Do we really think that God will make an exception and exempt America from its own collection of natural calamities? Historical evidence exists to indicate that in 1811-1812, the town of New Madrid, Missouri was notoriously wicked:
Though it was prosperous as a business village and trading post, its inhabitants were noted for their impiety. All the worst elements of a frontier river town were to be found here in this place.... History says but little about the town prior to the earthquake, and that little is not to its credit.

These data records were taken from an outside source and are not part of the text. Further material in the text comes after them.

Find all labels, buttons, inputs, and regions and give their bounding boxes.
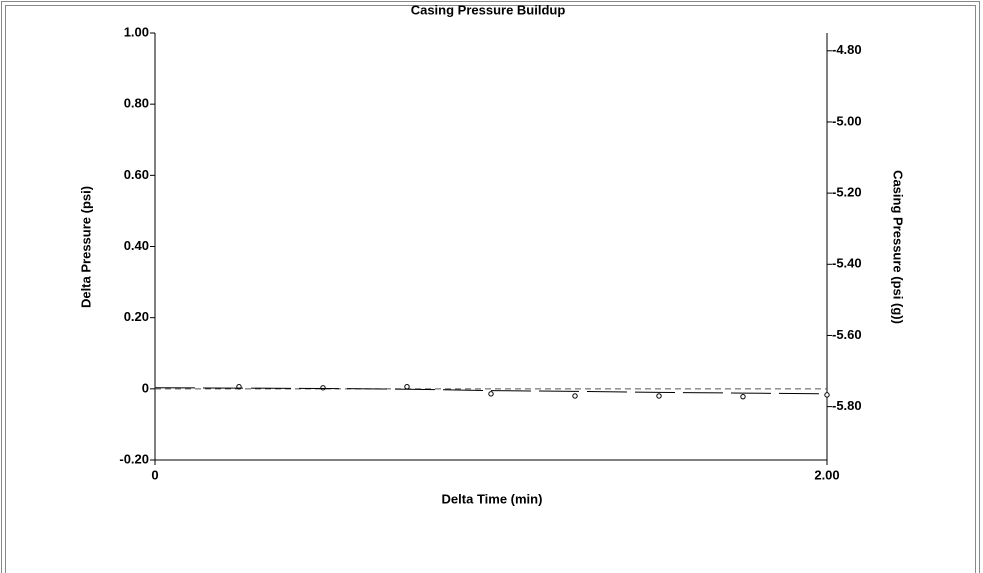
y-tick-label: 0.60: [124, 167, 149, 182]
y-tick-label: 0.40: [124, 238, 149, 253]
x-axis-label: Delta Time (min): [442, 491, 543, 506]
x-tick-label: 0: [151, 467, 158, 482]
y-tick-label: 0: [142, 380, 149, 395]
y2-tick-label: -5.80: [832, 398, 862, 413]
data-point: [320, 385, 326, 391]
data-point: [824, 392, 830, 398]
data-point: [656, 393, 662, 399]
data-point: [404, 383, 410, 390]
y2-tick-label: -4.80: [832, 42, 862, 57]
frame-inner: [5, 5, 976, 573]
y-axis-label: Delta Pressure (psi): [78, 186, 93, 308]
y2-tick-label: -5.00: [832, 113, 862, 128]
y2-tick-label: -5.40: [832, 256, 862, 271]
data-point: [572, 393, 578, 399]
x-tick-label: 2.00: [814, 467, 839, 482]
y2-tick-label: -5.60: [832, 327, 862, 342]
y-tick-label: 1.00: [124, 24, 149, 39]
y-tick-label: 0.20: [124, 309, 149, 324]
casing-line: [154, 387, 828, 395]
data-point: [488, 391, 494, 397]
y2-axis-label: Casing Pressure (psi (g)): [891, 170, 906, 324]
y2-tick-label: -5.20: [832, 185, 862, 200]
data-point: [740, 393, 746, 400]
y-tick-label: -0.20: [119, 451, 149, 466]
y-tick-label: 0.80: [124, 96, 149, 111]
chart-title: Casing Pressure Buildup: [411, 2, 566, 17]
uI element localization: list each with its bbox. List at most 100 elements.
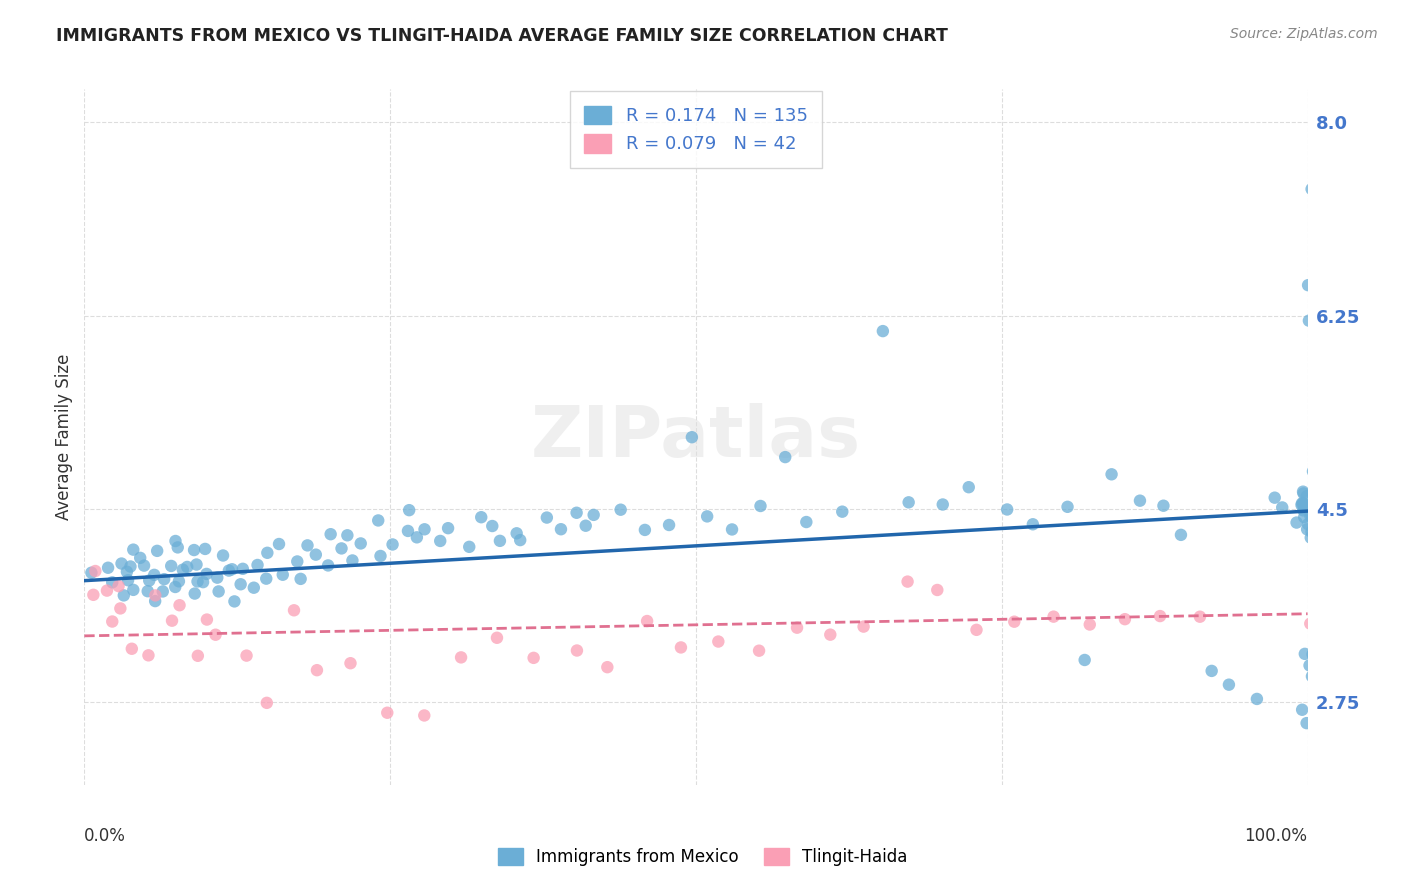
- Point: [1170, 528, 1192, 542]
- Point: [107, 579, 129, 593]
- Point: [509, 533, 531, 547]
- Point: [1292, 486, 1315, 500]
- Point: [748, 643, 770, 657]
- Point: [481, 519, 503, 533]
- Point: [339, 657, 361, 671]
- Point: [246, 558, 269, 572]
- Point: [121, 641, 143, 656]
- Point: [208, 584, 231, 599]
- Point: [165, 534, 187, 549]
- Point: [101, 575, 124, 590]
- Point: [1301, 669, 1323, 683]
- Point: [80, 566, 103, 580]
- Point: [146, 544, 169, 558]
- Point: [1201, 664, 1223, 678]
- Point: [1078, 617, 1101, 632]
- Point: [194, 541, 217, 556]
- Point: [1291, 703, 1313, 717]
- Point: [398, 503, 420, 517]
- Point: [122, 542, 145, 557]
- Point: [565, 506, 588, 520]
- Point: [132, 558, 155, 573]
- Point: [1291, 498, 1313, 512]
- Point: [852, 619, 875, 633]
- Point: [1292, 503, 1315, 517]
- Point: [243, 581, 266, 595]
- Point: [232, 562, 254, 576]
- Point: [1299, 509, 1322, 524]
- Point: [458, 540, 481, 554]
- Point: [285, 554, 308, 568]
- Point: [1022, 517, 1045, 532]
- Point: [1101, 467, 1123, 482]
- Point: [565, 643, 588, 657]
- Point: [658, 518, 681, 533]
- Point: [138, 574, 160, 588]
- Point: [582, 508, 605, 522]
- Point: [1291, 496, 1313, 510]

It is spoken of as the favorite resort of boatmen, who spent “their Sabbaths in drinking, gambling, and fighting.” Priest and preacher were unheard, or if they were listened to at all, it was with the utmost indifference (Musick, 1897, p. 143, emp. added).
San Francisco at the turn of the century was also widely recognized as a wicked city. The Barbary Coast was rampant with debauchery and every imaginable sexual sin from prostitution to homosexuality (cf. Boyd, 2003; Asbury, 1933). [NOTE: Another striking example is the report of history that at the time Pompey was obliterated by the eruption of Vesuvius in A.D. 79, its citizens were notorious for their rampant immorality (e.g., Connie Gill, 2005; N.S. Gill, 2005).]
Christians understand that no matter how catastrophic, tragic, or disastrous an event may be in this world, it fits into the overall framework of soul-making—preparation for one’s departure from life into eternity. Likewise, the Christian knows that, although the great pain and suffering caused by natural disasters may be unpleasant, and may test one’s mettle, nevertheless, such suffering is neither dysteleological (purposeless) nor intrinsically evil. Nor is it a reflection on the existence of an omnibenevolent, omnipotent God. The only intrinsic evil is violation of God’s will, i.e., sin (1 John 3:4). What is required of all accountable persons is obedience to God’s revealed Word—even amid pain, suffering, sickness, disease, death, and, yes, earthquakes.